Because the gondolas are such an important part of Venice’s history, would-be gondoliers have to pass strict tests. They have to have good knowledge of Venetian history and its landmarks, have practical skills in rowing the gondola − especially in the tight spaces of Venetian canals − know how to navigate Venice’s winding waterways, and how to manage the difficult tides and currents that flow in from the sea. And on top of that, the gondoliers are expected to have good foreign language skills. Phew!

Giorgia went on a six month course and is now the first woman to have passed all her exams and been given permission to take up the gondolier’s long oar made of beech wood.

‘I’m so happy to have realised my dream,’ says Giorgia. ‘I’ve been working on this since I was a little girl.’

Her Dad says, ‘She is bravissima [very brave]. I’m really proud of her – although I’m still not sure that being a gondolier is woman’s work.’

‘I’m sure that with experience Giorgia will be able to do it.’

It sounds like Giorgia will have her work cut out for her to prove that she’s just as good at rowing a gondola as her male colleagues!

Good luck, Giorgia! What a wonderful job you have in one of the most beautiful – and unusual – cities in the world.

PrayerDear Father,

Thank you for the ingenuity and creativity that encourage people to build a beautiful and unusual city like Venice. Teach us to love and respect the history around us and to enjoy the local traditions wherever we visit in the world. Amen.

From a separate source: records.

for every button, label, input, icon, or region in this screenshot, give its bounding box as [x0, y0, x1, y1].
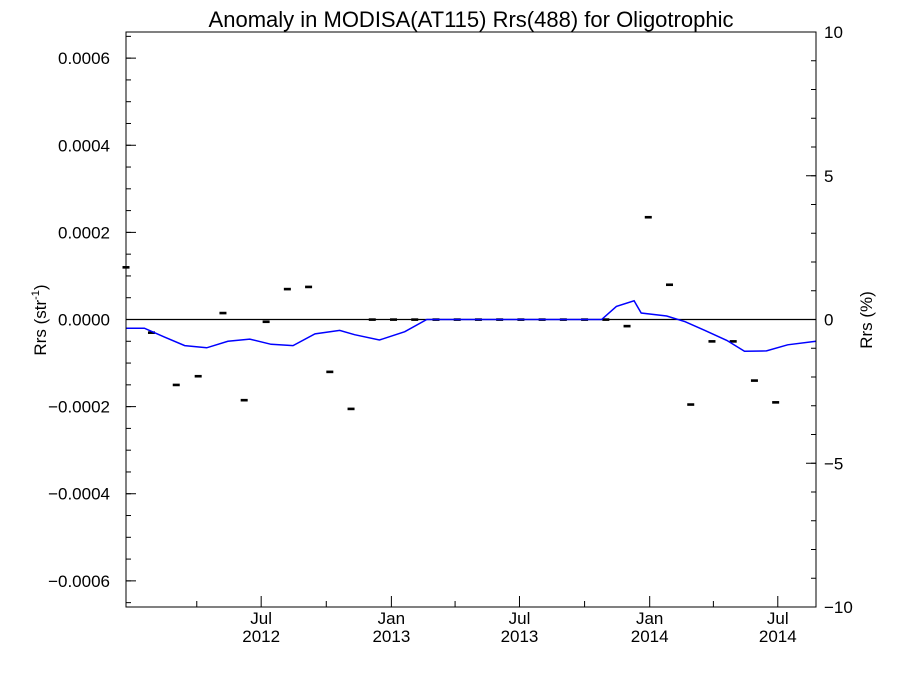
data-marker-6: [262, 320, 270, 324]
data-marker-10: [347, 407, 355, 411]
plot-content: [122, 215, 817, 411]
y2-tick-label: 5: [824, 167, 833, 186]
data-marker-12: [390, 318, 398, 321]
y-tick-label: 0.0002: [58, 223, 110, 242]
series-line-1: [126, 299, 817, 353]
data-marker-24: [644, 215, 652, 219]
data-marker-5: [240, 398, 248, 402]
data-marker-28: [729, 340, 737, 343]
y-tick-label: −0.0002: [48, 398, 110, 417]
y-axis-label-close: ): [31, 284, 50, 290]
data-marker-13: [411, 318, 419, 321]
data-marker-30: [772, 401, 780, 404]
axes: 0.0006 0.0004 0.0002 0.0000 −0.0002 −0.0004 −0…: [48, 23, 853, 646]
y2-tick-label: −10: [824, 598, 853, 617]
x-tick-label-year: 2012: [242, 627, 280, 646]
y-tick-label: 0.0004: [58, 136, 110, 155]
x-tick-label-month: Jul: [767, 609, 789, 628]
data-marker-22: [602, 318, 610, 321]
y-axis-label-main: Rrs (str: [31, 300, 50, 356]
chart-title: Anomaly in MODISA(AT115) Rrs(488) for Ol…: [209, 7, 734, 32]
y-tick-label: −0.0004: [48, 485, 110, 504]
data-marker-7: [283, 287, 291, 291]
data-marker-4: [219, 311, 227, 315]
y2-tick-label: 10: [824, 23, 843, 42]
data-marker-25: [666, 283, 674, 287]
data-marker-2: [172, 383, 180, 387]
data-marker-1: [147, 331, 155, 334]
y-tick-label: −0.0006: [48, 572, 110, 591]
x-tick-label-month: Jan: [636, 609, 663, 628]
x-tick-label-year: 2014: [631, 627, 669, 646]
y-axis-label: Rrs (str-1): [30, 284, 50, 355]
x-tick-label-year: 2013: [372, 627, 410, 646]
y2-axis-label: Rrs (%): [857, 291, 876, 349]
data-marker-26: [687, 403, 695, 406]
data-marker-27: [708, 340, 716, 343]
data-marker-8: [305, 285, 313, 289]
y-tick-label: 0.0000: [58, 311, 110, 330]
x-tick-label-year: 2014: [759, 627, 797, 646]
y-tick-label: 0.0006: [58, 49, 110, 68]
data-marker-29: [750, 379, 758, 382]
x-tick-label-month: Jul: [250, 609, 272, 628]
data-marker-3: [194, 374, 202, 378]
data-marker-23: [623, 324, 631, 328]
y2-tick-label: 0: [824, 311, 833, 330]
x-tick-label-month: Jul: [509, 609, 531, 628]
data-marker-9: [326, 370, 334, 374]
x-tick-label-month: Jan: [378, 609, 405, 628]
x-tick-label-year: 2013: [501, 627, 539, 646]
data-marker-11: [368, 318, 376, 321]
y-axis-label-superscript: -1: [30, 290, 42, 300]
y2-tick-label: −5: [824, 454, 843, 473]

Each village, town and city in the world has its own traditions. The traditions of Venice are unusual because of its watery location, but respecting tradition and differences wherever we find them will help us to understand the people who live there and enjoy them as tourists.

Further information

  • The woods used to make gondolas are: lime, larch, oak, fir, cherry, elm and mahogany. The oars are made from beech and the rowlocks from walnut.
  • The reason the wooden piles on which Venice is built don’t decay is because of the lack of oxygen in the water there.
  • Nobody knows for sure where the word ‘gondola’ comes from.